The ultimate long-term solution to many problems is genetic engineering and population management. China seems to be the most sensible country with regards to such issues.

Maria Lopez said...

Most Westerners see such as tyranny. It does highly resemble what we do to dogs. As with dogs, the majority of people would not benefit if people are shaped according to the whims of their masters.

ST said...

It's culturally OK in this country to be bad at math, people laugh, "I'm just so bad at math", har-dee-har-har. That's OK, don't worry, the billion Chinese and the billion East Indians will be more than willing to take the very well-paying jobs in the USA that use math. (My company's entire analytics team is almost entirely Chinese [and mostly female] except for a couple middle-aged white guys).

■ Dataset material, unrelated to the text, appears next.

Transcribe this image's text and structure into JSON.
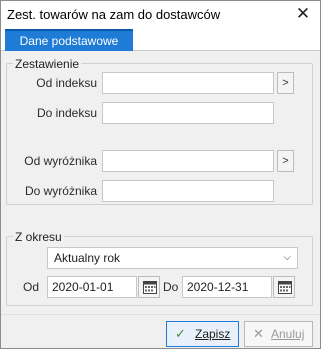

Intuitively thinking in probabilities is a lot of times wrong. Not only is there a lot of math in probability and statistics, the intuition only gets better the more you learn the math. Intuitively knowing what "probably" is wrong with something given expert knowledge is more inductive or diagnostic reasoning, which is also convergent thinking. Some people are very good at it naturally, but the expertise in a subject area lets them become bullet proof, almost.

The mundane "boring" math you learn as a kid is only a very small stepping stone into really learning math. Some kids used to say that they liked math because there was one exact answer. Well, not so much the higher you go. It's really all about probabilities, "guesses" and hoping you're close. Watch the show "Numb3rs" to kind of get an idea (although embellished for TV).

Yes, not everyone's cut out for it no matter how hard they try. Even for people who are good at math, it's a lot of hard, boring work at times (except for Will Hunting. Well, it wasn't hard, but he got bored).